Wednesday, April 3, 2013

The Outrage (1964)




“There was a trial.”
 “What happened?”
“A man was murdered.”
“Just one? A slow day!”

            The Outrage is not your typical Paul Newman film. He is not the gorgeous blue eyed All American man. He plays a Mexican bandit in the 1870s! I am sure I just turned your stomach at the thought or maybe made you scratch your head. Trust me when I say The Outrage was actually a very interesting film and Paul Newman did a great job.
            The film is told through flashbacks from several different characters.
            A Preacher (William Shatner) is leaving his church and his town. He is at a train station with a snake oil salesman/con man (Edward G. Robinson), and a miner. The con man asks the Preacher why he is leaving his church and his people. The Preacher replies it is because of a murder trial. He is upset that people swore to tell the truth on the Bible and they lied. He had thought he had struck it rich with souls to save when he came into the town. The con man asks the Preacher who committed the murder. The Preacher tells him the murderer was a man named Juan Carrasca (Paul Newman).
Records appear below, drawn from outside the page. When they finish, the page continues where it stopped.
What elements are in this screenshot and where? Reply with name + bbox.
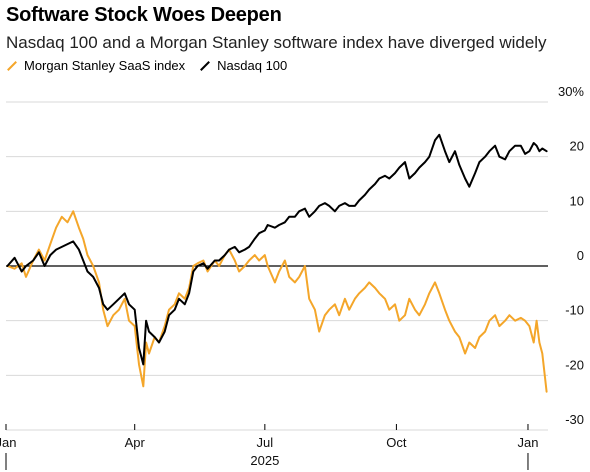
legend: Morgan Stanley SaaS index Nasdaq 100 bbox=[6, 58, 287, 73]
grid-lines bbox=[6, 101, 548, 431]
x-year-label: 2025 bbox=[250, 453, 279, 468]
y-tick-label: 10 bbox=[570, 193, 584, 208]
x-tick-label: Jan bbox=[517, 435, 538, 450]
series-line-saas bbox=[6, 210, 548, 393]
legend-item-saas: Morgan Stanley SaaS index bbox=[6, 58, 185, 73]
y-tick-label: 0 bbox=[577, 248, 584, 263]
chart-subtitle: Nasdaq 100 and a Morgan Stanley software… bbox=[6, 33, 547, 52]
x-tick-label: Apr bbox=[125, 435, 146, 450]
y-tick-label: 20 bbox=[570, 139, 584, 154]
legend-label-saas: Morgan Stanley SaaS index bbox=[24, 58, 186, 73]
legend-item-nasdaq: Nasdaq 100 bbox=[199, 58, 287, 73]
y-tick-label: 30% bbox=[558, 84, 584, 99]
series-line-nasdaq bbox=[6, 133, 548, 366]
chart-title: Software Stock Woes Deepen bbox=[6, 4, 282, 26]
y-axis-tick-labels: 30% 20 10 0 -10 -20 -30 bbox=[558, 84, 584, 427]
x-tick-label: Jan bbox=[0, 435, 16, 450]
y-tick-label: -10 bbox=[565, 303, 584, 318]
x-axis: Jan Apr Jul Oct Jan 2025 bbox=[0, 424, 538, 470]
x-tick-label: Jul bbox=[257, 435, 274, 450]
series-lines bbox=[6, 133, 548, 393]
x-tick-label: Oct bbox=[386, 435, 407, 450]
y-tick-label: -30 bbox=[565, 412, 584, 427]
legend-label-nasdaq: Nasdaq 100 bbox=[217, 58, 288, 73]
y-tick-label: -20 bbox=[565, 357, 584, 372]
            We are shown the Preacher’s flashback to the trial. Juan has been handcuffed to a log in the ground in the middle of the town square. The night before he had burned down the jail so now the trial is being held in front of the whole town. The sheriff recalls how he found Juan lying in under a tree, Juan did not even put up a fight. As the sheriff tells his story Juan draws a hangman. Juan tells why he did not put up a fight. He says he had drank from the stream that had a bug in it and made it him sick. He also says the sheriff had pistol whipped him. Juan saw the newly married couple he was supposed to have attacked while he was on the road and he only tried to sell them a trinket. He did tie the husband up and then roughed up the wife when she came looking for husband. According to Juan the wife started to threaten him with a knife. Juan did not mean to kill the husband. He disgraced the wife and she wanted her husband to at least fight for her honor. The two men fight. The husband trips and falls on the knife.
            The wife managed to get away. The sheriff found her out of her mind from what she had witnessed. The Preacher says that the wife was not at all how Juan had described her. He described the wife as being worldly and sensual. The Preacher says she was homely and timid. The wife testified that Juan had let them be when he was done with her. The husband would not speak to her because of what happened. She had the knife in her hands from when she cut her husband free from the rope. She got so up she stabbed her husband.
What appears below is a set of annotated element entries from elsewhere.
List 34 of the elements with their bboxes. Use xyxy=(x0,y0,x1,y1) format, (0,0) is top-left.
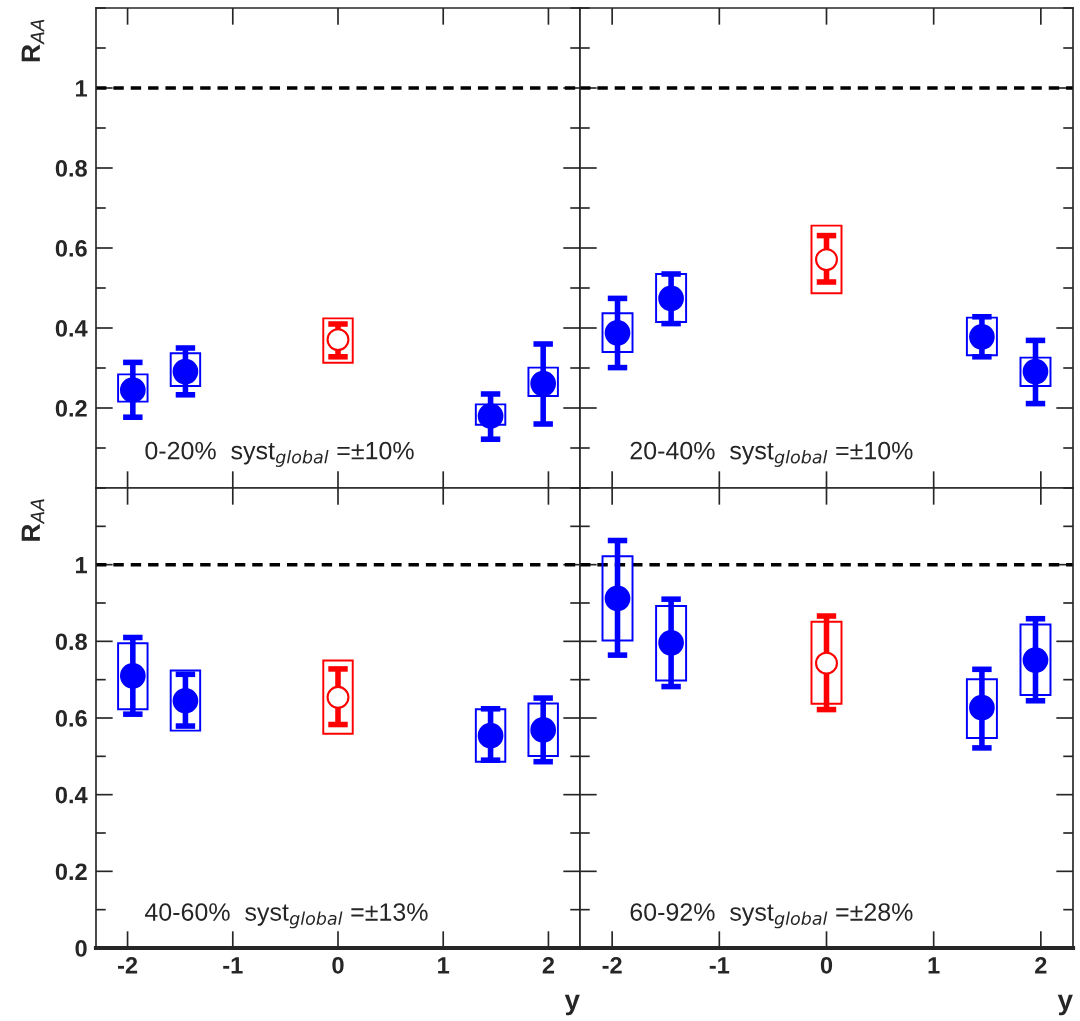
x-tick-label: 1 xyxy=(438,957,450,974)
x-axis-title: y xyxy=(1057,994,1073,1016)
y-axis-title: R$_{AA}$ xyxy=(21,19,45,62)
x-tick-label: -1 xyxy=(223,957,243,974)
annotation: 60-92% syst$_{global}$ =±28% xyxy=(630,903,913,929)
y-tick-label: 1 xyxy=(76,556,88,574)
x-tick-label: -2 xyxy=(117,956,138,974)
y-tick-label: 1 xyxy=(76,80,88,97)
x-tick-label: -2 xyxy=(602,956,622,974)
x-tick-label: -1 xyxy=(709,957,730,974)
bar xyxy=(322,659,354,735)
y-tick-label: 0 xyxy=(75,940,87,957)
bar xyxy=(810,224,843,295)
bar xyxy=(474,708,507,763)
bar xyxy=(169,669,202,732)
x-tick-label: 2 xyxy=(1035,956,1047,974)
y-tick-label: 0.6 xyxy=(55,710,87,727)
y-tick-label: 0.2 xyxy=(55,400,87,417)
annotation: 40-60% syst$_{global}$ =±13% xyxy=(144,903,428,929)
y-tick-label: 0.4 xyxy=(55,320,88,337)
x-tick-label: 2 xyxy=(542,956,555,974)
y-tick-label: 0.4 xyxy=(55,786,88,804)
y-tick-label: 0.8 xyxy=(55,633,87,651)
x-tick-label: 0 xyxy=(820,956,833,974)
y-axis-title: R$_{AA}$ xyxy=(21,499,45,541)
x-tick-label: 1 xyxy=(928,957,940,974)
bar xyxy=(322,317,354,364)
annotation: 20-40% syst$_{global}$ =±10% xyxy=(630,441,913,467)
y-tick-label: 0.6 xyxy=(55,240,87,257)
y-tick-label: 0.8 xyxy=(55,160,87,177)
x-tick-label: 0 xyxy=(332,956,344,974)
annotation: 0-20% syst$_{global}$ =±10% xyxy=(145,441,414,467)
x-axis-title: y xyxy=(564,994,580,1016)
y-tick-label: 0.2 xyxy=(55,863,87,881)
            The Preacher cannot understand why the wife confessed to a murder she did not commit. Then he realizes they never got testimony from an Indian shaman who channeled the husband’s soul. Apparently the shaman was able to see what the husband saw before he died. The shaman saw that Juan was actually nice to the wife when her husband was never nice to her. She had wanted Juan to kill her husband. Juan got mad at her for even suggesting something like that and lets the husband go. The shaman sees the husband kill himself after his wife said.
            The story and the flashbacks go back and forth. The story unfolds in a way that I would not want to spoil it for you.
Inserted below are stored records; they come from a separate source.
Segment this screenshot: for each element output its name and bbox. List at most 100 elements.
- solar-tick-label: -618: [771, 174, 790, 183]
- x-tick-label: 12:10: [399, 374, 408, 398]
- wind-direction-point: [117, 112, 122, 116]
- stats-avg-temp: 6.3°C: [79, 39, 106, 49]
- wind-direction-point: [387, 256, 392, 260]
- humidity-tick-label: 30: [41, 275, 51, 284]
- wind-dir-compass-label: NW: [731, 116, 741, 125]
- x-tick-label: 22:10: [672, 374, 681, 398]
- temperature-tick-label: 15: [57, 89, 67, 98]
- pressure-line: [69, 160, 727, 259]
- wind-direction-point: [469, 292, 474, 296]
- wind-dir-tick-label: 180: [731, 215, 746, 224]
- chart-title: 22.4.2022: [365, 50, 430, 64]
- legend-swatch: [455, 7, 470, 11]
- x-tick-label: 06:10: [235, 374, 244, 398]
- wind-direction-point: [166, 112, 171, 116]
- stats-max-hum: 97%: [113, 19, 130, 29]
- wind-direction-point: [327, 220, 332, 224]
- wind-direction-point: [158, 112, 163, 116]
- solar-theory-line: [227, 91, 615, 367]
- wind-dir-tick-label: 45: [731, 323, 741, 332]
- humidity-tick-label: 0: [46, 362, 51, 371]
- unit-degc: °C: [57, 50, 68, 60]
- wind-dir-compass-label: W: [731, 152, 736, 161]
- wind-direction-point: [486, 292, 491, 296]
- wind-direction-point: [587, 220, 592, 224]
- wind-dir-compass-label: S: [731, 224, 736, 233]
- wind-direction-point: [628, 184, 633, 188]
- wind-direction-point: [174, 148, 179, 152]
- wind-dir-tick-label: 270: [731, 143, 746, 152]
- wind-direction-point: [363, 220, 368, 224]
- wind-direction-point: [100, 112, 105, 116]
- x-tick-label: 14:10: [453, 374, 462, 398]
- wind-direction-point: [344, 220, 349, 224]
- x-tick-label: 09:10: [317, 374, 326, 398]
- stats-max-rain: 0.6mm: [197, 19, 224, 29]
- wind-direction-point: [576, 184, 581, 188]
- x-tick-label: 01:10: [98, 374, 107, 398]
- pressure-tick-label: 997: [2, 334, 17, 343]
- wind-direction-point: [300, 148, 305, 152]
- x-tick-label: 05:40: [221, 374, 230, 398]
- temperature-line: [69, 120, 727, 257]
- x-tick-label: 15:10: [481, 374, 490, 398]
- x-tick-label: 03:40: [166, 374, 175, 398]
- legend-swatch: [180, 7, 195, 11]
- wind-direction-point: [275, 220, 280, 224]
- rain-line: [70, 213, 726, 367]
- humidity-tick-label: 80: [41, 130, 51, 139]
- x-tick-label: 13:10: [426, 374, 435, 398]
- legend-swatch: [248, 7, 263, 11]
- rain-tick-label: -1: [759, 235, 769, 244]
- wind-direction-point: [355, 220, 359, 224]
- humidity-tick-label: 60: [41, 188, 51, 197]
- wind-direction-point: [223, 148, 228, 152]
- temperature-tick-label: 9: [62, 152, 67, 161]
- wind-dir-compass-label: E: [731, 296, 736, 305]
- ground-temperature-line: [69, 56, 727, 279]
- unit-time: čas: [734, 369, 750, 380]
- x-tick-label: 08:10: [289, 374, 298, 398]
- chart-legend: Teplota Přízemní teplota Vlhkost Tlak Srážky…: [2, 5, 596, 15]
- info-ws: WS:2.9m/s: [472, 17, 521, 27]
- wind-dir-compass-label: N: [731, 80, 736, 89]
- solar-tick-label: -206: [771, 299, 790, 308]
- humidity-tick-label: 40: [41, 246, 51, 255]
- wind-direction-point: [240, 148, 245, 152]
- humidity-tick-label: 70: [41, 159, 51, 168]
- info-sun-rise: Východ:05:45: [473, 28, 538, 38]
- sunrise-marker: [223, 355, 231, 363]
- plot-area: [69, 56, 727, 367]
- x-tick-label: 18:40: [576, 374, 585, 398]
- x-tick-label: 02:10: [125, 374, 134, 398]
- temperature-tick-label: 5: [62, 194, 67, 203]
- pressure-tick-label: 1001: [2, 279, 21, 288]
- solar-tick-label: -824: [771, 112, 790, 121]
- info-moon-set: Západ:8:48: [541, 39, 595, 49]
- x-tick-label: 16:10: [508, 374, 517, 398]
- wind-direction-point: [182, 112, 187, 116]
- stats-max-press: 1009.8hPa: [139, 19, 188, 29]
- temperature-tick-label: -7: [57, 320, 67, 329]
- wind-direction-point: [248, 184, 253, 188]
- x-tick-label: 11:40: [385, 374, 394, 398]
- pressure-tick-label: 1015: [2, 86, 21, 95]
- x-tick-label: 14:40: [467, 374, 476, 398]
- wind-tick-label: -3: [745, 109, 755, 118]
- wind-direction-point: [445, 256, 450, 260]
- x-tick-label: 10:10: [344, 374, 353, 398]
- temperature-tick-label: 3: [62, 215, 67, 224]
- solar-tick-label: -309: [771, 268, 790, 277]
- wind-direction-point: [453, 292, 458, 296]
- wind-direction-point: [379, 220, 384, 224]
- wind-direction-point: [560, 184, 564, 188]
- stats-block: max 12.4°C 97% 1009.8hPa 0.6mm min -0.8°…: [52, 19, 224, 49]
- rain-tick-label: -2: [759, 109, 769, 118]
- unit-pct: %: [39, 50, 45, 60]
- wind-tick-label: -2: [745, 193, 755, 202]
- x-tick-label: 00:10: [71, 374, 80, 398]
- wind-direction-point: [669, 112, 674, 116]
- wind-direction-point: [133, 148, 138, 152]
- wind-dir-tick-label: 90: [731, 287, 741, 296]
            The cast was actually really good. Paul Newman as I said was not your typical All American gorgeous actor.  If you had no idea that Newman was in the film you never would have known it was him. He went so deep into his character he became the character of Juan Carrasco. Edward G. Robinson was perfect as the talkative, slimy con man. William Shatner is not the greatest of actors he always seems so weird but in this film he was great. He was acting. Laurence Harvey played the husband. Harvey is mostly gagged for the entire story he does not have many lines.   
            The Outrage would have been a total mess had it been made by another director. Martin Ritt did a fantastic job. He got some of the best close up, and camera angles that I have seen in a film. Ritt’s direction is reason alone to watch The Outrage. Oh and so are the flashbacks. There are flashbacks within flashbacks. They are not confusing they make the story that much more enjoyable to watch.